Could the old funkateer still deliver the goods? Parliament-Funkadelic, the 70s masterfunkers, ran out of road as the 80s arrived, caught in a traffic jam of contractual hassles, personnel problems, personal problems, and overstretch. Parliament, Parlet, Funkadelic, Brides Of Funkenstein, Bootsy, Sweat Band, Philippe Wynne, the aborted project with showman-guitarist Roger Troutman… there was only so much Uncle Jam could cope with. And music was moving fast, with rap and electro trouncing funk as the kids’ choice, while even mainstream dance music was growing increasingly electronic. It was time to regroup, but how? George Clinton, leader of P-Funk, knew what to do. Go fishing. It gave him time to rewire his frazzled brain. Funk was addictive, as were the substances that went with it, and so was a new entertainment phenomenon: computer games. George tried them and got hooked too. If only he could channel his new habit into something productive… Hmm, those cute little synthesized tunes… what if that could be tied to super-heavy phunk? So his debut solo album, Computer Games, was born.

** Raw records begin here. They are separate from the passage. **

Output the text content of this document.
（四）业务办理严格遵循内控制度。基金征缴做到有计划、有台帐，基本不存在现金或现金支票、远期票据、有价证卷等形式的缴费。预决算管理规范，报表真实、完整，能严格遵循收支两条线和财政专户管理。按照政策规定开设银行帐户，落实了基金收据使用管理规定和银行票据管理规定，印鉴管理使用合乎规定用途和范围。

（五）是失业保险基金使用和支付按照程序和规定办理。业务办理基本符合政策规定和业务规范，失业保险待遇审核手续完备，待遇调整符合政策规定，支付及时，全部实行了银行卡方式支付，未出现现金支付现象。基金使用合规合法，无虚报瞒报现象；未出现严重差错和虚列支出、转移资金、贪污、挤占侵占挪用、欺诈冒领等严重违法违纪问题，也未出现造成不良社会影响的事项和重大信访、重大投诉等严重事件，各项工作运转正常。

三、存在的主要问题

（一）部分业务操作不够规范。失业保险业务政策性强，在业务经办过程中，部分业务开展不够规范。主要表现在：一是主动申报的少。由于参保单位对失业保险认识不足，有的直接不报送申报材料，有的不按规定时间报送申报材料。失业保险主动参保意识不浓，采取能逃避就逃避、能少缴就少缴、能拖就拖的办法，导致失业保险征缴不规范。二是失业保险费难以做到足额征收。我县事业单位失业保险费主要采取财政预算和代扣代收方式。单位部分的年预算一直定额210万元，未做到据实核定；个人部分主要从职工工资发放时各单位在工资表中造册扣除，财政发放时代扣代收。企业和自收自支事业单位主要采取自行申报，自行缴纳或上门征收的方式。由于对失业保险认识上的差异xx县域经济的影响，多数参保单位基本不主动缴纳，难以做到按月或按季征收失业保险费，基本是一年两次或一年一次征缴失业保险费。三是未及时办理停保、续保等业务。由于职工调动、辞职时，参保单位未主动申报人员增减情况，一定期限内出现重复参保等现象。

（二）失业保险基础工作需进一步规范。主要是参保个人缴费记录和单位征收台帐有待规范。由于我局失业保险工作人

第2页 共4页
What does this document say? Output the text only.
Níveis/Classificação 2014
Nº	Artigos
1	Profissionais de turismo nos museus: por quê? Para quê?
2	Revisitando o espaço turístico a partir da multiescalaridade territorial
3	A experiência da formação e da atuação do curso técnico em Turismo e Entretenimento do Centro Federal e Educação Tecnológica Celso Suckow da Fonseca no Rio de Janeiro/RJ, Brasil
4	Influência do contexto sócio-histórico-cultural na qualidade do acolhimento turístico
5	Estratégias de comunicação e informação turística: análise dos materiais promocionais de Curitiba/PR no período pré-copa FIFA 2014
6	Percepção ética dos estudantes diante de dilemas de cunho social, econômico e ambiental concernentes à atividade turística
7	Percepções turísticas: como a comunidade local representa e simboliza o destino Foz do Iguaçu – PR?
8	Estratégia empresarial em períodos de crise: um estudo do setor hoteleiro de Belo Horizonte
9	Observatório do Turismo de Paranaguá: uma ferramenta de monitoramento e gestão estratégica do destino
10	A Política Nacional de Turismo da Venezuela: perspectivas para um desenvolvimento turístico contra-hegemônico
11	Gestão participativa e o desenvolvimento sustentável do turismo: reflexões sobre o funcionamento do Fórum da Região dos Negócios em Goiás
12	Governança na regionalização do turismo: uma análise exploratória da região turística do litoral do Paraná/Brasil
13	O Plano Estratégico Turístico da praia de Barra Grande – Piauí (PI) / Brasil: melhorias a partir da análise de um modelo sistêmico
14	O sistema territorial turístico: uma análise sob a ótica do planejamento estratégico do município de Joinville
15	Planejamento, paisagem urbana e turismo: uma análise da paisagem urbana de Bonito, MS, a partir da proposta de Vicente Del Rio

P-Funk never feared synthesizers or electronics. From the early 70s, Sly & The Family Stone, from whom Parliament-Funkadelic had drawn inspiration, had included a drum machine in its armory. The arrival of former Ohio Players’ keyboard boffin Junie Morrison in Funkadelic’s line-up, in 1977, delivered extra synth power. In 1982, Morrison and Clinton started figuring out a fresh fusion of P-Funk and electronics. The results were funkscinating.
Returning as Parliament or Funkadelic was contractually impossible, so Clinton signed to Capitol as a solo artist. The first fruit was the single “Loopzilla,” released in September 1982. While it was clearly P-Funk, it was also electronica buffed to a blinding finish like a gleaming robot. He had evidently been tuned into contemporary radio: there were extemporizations of antique Motown hits on it, used like samples. Clinton, a hunter, had been captured by the (computer) game. He referred to Afrika Bambaataa’s “Planet Rock” in “Loopzilla,” and added, it will “drive you nuts”: correct. “Loopzilla” was as repetitive as a reversing truck’s warning message, and utterly danceable. It was also a bigger club hit than its modest chart status suggested.
The next single was “Atomic Dog.” This time the approach was slower, heavier, even more electro. Its tale of life as a mutt – or a human with tail-draggin’ tendencies – was potty, hilarious, and stupidly catchy. Too wack for the pop chart, it made No. 1 in the R&B list. Both 45s featured on Computer Games, unleashed on an unsuspecting world on November 5, 1982 – appropriately, Fireworks Day in the UK.
Everything on Computer Games was different and modern – yet the same. This was P-Funk updated. Long-standing fans would recognize the sleeve, designed by Pedro Bell. A lot of the regular crew were present. But the attitude was different. The mad humor still rattled throughout, but it was time to work, as the opening track, “Get Dressed,” set backstage where Clinton fretted about not messing up amid gags galore, made clear. “Man’s Best Friend” could have come from any of the later Funkadelic records, except they didn’t make many singing the praises of Rover. It segued into “Loopzilla,” followed by “Pot Sharing Tots.” A swing ballad in which one toddler romances the other in an innocent but scatological way, “Tots” sticks in your head like a misthrown dart.
The title track opens with mock classical lines played on the thinnest synthesizer setting imaginable, as if from a ZX Spectrum game; then Funkadelic spank kicks in, like something from Uncle Jam Wants You – only more brittle, like Clinton pinching Prince’s Minneapolis sound. Oh, and he also channels Dracula. Go figure. Time for another smash, so “Atomic Dog” swaggers in, tail wagging and leg-shagging. Calming down, it’s followed by a mock-reggae ballad, “Free Alterations,” in which Mr. Funk, cast as a tailor, promises to dress you in love. It’s not much of a song, or, if it is, it’s hidden in layers of vocals and a groove a like Donald Fagen’s “IGY” – released a month earlier – only more anarchic. The closing track, “One Fun At A Time,” is a memo to self that excess is not best served to excess. In an album full of it.
So the Old Funky General could still get down with da kids, despite being in his 40s. It’s like he was warning the hip-hoppers to come (who would bite “Atomic Dog” to the bone with samples – just check Snoop Dogg’s “What’s My Name?”), young pretenders such as Prince, and numerous electro-poppers that he still had the funk to spare, whatever the technology. Computer Games is brilliant at its best, inventive at its worst. Clinton knew he had to come back strong this time, and he didn’t let a funky soul down.